Quante volte ci siamo detti “Figuriamoci un pò d’olio di frittura gettato nel lavello della cucina che danno può procurare all’ambiente…”.
Non è così! Azioni del genere insultano il nostro habitat. Sappiamo che 4 kg di olio vegetale esausto inquinano una superficie d’acqua estesa come un campo di calcio (dati Adriatica Oli). Sappiamo che non è biodegradabile e nemmeno organico. Disperso nell’ambiente l’olio si infiltra in pozzi e falde acquifere e se resta a galleggiare sull’acqua riduce l’ossigeno necessario ai pesci e alle alghe (tra l’altro gli oli alimentari sono sottoposti ad ossidazione in cottura ad alte temperature assorbendo sostanze nocive che vengono poi rilasciate).
Non i tutti i comuni è semplice capire come smaltirlo, purtroppo è un dato di fatto. Si possono trovare appositi contenitori posti dalle aziende raccoglitrici autorizzate iscritte al CONOE (Consorzio Obbligatorio Nazionale di raccolta e trattamento oli e grassi vegetali ed animali esausti), in cui conferire trasportando il nostro olio raccolto in cucina all’interno di una bottiglia o un flacone vuoto e lavato di detersivo (qualsiasi o apposito). I recipienti sono posti in modo sparso (talvolta davanti alle scuole) oppure sono presenti nelle isole ecologiche o negli ecocentri.

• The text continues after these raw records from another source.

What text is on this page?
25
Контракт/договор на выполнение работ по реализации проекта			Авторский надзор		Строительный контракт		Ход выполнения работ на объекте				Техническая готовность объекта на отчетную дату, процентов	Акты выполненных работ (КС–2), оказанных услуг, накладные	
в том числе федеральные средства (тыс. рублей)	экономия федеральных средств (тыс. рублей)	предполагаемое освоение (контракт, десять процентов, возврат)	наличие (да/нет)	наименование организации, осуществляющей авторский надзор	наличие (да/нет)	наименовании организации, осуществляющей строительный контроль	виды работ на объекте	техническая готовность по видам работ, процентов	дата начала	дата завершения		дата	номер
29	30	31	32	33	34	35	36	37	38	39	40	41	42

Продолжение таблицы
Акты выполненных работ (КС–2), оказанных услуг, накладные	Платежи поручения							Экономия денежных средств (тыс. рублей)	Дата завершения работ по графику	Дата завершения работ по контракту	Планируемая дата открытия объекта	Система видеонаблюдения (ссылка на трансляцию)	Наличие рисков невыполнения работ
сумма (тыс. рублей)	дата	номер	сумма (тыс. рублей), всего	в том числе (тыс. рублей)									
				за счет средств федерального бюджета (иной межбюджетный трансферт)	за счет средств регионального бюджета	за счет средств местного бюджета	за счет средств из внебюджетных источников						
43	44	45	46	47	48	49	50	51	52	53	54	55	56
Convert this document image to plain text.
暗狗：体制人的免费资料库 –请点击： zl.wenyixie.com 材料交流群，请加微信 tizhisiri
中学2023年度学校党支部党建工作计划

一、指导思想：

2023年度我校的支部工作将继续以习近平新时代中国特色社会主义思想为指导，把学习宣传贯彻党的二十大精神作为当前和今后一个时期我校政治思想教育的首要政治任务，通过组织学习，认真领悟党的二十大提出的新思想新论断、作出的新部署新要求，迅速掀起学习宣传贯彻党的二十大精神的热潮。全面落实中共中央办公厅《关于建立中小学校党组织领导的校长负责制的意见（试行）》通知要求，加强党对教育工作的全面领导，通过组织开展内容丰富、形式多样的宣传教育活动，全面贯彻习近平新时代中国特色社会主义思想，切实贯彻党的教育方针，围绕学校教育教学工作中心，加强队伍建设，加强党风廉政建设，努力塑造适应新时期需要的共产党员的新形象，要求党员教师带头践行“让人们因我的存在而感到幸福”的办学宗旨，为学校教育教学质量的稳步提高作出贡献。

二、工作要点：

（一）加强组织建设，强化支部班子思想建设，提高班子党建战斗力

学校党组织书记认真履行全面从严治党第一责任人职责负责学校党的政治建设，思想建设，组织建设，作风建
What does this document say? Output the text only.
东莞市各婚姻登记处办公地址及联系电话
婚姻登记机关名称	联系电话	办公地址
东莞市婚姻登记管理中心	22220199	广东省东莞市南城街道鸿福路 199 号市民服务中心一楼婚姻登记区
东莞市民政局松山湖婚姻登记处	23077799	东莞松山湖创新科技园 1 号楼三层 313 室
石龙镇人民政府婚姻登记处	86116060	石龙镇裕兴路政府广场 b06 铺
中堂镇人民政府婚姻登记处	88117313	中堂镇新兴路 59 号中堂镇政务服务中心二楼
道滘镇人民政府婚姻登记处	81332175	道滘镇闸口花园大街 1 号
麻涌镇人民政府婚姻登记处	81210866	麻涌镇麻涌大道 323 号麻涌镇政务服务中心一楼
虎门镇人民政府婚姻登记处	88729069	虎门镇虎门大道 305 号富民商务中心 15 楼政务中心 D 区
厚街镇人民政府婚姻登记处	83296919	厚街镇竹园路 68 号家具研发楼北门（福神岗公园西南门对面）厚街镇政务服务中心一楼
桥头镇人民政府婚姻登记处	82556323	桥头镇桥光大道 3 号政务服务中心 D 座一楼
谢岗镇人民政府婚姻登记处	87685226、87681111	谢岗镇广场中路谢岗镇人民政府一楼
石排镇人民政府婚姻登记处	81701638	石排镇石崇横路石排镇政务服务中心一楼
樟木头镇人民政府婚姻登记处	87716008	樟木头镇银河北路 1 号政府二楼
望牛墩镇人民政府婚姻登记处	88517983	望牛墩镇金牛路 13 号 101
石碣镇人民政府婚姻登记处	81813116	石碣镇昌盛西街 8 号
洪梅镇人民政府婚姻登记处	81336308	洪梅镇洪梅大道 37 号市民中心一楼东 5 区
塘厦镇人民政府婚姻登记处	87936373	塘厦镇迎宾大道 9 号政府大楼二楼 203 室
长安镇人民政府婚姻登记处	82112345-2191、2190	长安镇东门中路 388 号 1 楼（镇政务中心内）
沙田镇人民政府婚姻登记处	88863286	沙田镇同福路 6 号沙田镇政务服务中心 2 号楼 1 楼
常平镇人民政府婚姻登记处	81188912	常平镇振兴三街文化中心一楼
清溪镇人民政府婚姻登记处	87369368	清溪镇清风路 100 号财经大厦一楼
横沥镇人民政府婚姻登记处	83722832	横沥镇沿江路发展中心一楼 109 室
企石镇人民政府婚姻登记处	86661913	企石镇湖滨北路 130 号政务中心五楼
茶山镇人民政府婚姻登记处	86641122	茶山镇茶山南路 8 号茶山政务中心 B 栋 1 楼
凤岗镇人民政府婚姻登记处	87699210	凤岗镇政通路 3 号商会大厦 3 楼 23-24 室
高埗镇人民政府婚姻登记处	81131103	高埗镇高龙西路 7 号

Grazie alla raccolta differenziata corretta, invece, l’olio di cucina viene recuperato e trasformato in nuovi prodotti come inchiostri, saponi, nuova energia e biodiesel.
Così si spiega chiaramente il concetto di economia circolare: ogni rifiuto smaltito secondo normativa comunale può essere recuperato e trasformato restituendo a quel bene una nuova dignità e una nuova vita.
“Per ogni nostra ecoazione l’ambiente ringrazia con approvazione”.